Despite one being focused on demons and the other on murderous mascots, there are a multitude of comparisons to be drawn. These similarities mainly relate to how the both of them slowly generate a sense of impending doom and then, when you least, or most, expect it, blow up the screen with a spine-chilling jump scare.

However, put side by side, Five Nights At Freddy’s has the bigger fright factor, due to the game’s sheer unpredictability. If you’ve seen Paranormal Activity once, you already know exactly when and where the drops come – a luxury Five Nights At Freddy’s completely withdraws from the player.

Although two of the animatronics can be gauged and monitored effectively, the other pair operate in a scattergun fashion, keeping you on your toes from twelve to six. Foxy the Pirate, for instance, will spend the majority of the night hidden behind a curtain in one of the rooms, occasionally making a sprint for the office door. Freddy, on the other hand, lumbers around the restaurant much more slowly but can hammer his way through shutters.

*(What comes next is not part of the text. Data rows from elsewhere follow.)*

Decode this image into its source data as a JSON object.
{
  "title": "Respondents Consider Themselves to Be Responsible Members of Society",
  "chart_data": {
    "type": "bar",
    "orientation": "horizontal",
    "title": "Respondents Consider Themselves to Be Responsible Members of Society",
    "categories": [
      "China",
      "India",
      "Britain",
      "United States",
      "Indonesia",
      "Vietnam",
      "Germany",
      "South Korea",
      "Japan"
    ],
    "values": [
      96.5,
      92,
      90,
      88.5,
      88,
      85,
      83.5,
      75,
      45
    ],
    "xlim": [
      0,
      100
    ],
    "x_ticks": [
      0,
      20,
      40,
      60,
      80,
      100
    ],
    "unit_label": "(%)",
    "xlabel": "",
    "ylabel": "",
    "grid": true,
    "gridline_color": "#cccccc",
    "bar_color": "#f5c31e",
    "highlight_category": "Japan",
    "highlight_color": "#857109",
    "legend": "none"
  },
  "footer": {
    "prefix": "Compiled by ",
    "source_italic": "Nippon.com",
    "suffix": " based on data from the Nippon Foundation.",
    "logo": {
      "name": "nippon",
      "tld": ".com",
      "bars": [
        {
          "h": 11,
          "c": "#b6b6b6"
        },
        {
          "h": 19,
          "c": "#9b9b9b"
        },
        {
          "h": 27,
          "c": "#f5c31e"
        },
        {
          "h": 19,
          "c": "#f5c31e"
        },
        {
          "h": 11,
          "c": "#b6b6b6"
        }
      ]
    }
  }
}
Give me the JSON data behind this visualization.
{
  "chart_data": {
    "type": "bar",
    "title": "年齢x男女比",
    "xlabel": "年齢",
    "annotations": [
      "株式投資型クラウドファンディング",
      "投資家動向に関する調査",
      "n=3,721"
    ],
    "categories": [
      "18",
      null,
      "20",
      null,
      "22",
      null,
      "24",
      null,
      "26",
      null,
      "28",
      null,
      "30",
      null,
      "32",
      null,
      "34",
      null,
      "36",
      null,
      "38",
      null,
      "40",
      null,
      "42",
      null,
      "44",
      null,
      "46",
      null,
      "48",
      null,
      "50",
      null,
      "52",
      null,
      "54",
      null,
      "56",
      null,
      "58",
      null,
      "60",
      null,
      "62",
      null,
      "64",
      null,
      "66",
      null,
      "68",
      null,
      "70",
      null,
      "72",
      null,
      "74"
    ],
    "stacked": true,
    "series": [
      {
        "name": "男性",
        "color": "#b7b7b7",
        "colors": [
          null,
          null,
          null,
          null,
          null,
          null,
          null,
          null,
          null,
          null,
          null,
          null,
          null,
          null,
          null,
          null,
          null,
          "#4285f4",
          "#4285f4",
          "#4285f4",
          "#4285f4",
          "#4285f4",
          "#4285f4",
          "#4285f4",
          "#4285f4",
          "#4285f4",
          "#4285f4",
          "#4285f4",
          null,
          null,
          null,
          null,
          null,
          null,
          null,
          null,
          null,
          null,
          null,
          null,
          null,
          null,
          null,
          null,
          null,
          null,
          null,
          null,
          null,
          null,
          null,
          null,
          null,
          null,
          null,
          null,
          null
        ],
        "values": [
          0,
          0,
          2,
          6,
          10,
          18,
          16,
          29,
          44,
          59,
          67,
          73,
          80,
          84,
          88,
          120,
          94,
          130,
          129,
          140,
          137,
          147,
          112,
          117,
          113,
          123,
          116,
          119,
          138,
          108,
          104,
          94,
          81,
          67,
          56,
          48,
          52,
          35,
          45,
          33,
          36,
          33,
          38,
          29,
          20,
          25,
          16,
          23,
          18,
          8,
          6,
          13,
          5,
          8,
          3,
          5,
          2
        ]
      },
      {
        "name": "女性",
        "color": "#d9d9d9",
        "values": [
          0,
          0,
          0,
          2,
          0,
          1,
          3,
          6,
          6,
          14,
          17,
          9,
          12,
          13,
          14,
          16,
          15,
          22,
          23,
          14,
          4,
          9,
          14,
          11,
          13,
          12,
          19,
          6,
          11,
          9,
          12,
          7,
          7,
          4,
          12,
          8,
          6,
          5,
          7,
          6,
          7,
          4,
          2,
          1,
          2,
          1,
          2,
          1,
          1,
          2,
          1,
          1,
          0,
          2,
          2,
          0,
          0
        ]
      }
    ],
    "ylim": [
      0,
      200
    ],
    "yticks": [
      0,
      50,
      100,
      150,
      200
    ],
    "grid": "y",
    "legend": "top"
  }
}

Audio also has a crucial role in how the game plays out. After a few runs you’ll gradually start to notice certain sound cues, denoting that something is about to happen. These are key to your survival but at the same time remove the option of only being casually immersed within the game. By ramping up the volume or sticking in a pair of earphones, you may give yourself an advantage yet at the same time expose yourself to the full force of each and every jump scare.

It may not have much in the way of actual game content but there’s something undeniably unique about Five Nights At Freddy’s. Through irregular AI patterns, atmospheric sound design, and a thinly layered backstory, it manages to distil pure horror into a replayable five minute sequence that manages to scare each and every time.

4 Comments

  1. My son absolutely loves this game. He knows all the characters, has played it too many times and has watched tonnes of youtube videos all about it. Personally, I’ve played it a few times and it absolutely bores the pants off me.

  2. I really recommend you go and watch Game Theory’s video on this game on YouTube. It covers the theories behind the story and is truly messed up.

    Not the kind of horror game I like really but it’s good that horror has made another leap forward to the limelight. After the appalling lack of horror last generation, the future looks bright (or should that be dim and flickering) for horror!

  3. I watched some gameplay on youtube and i guess it just doesn’t translate as a viewing experience.

  4. I have this on Android and it’s brilliant once you get into it.

    Personally I think giving you absolutely no instruction at all is a bit of a cliché for indie games that doesn’t quite fit here. You have to run through a few failures before you even understand what to do (or read about it online) and that doesn’t make it all the more immersive it makes it a bit frustrating.

    If you get past that, though, it is really good and a truly original game.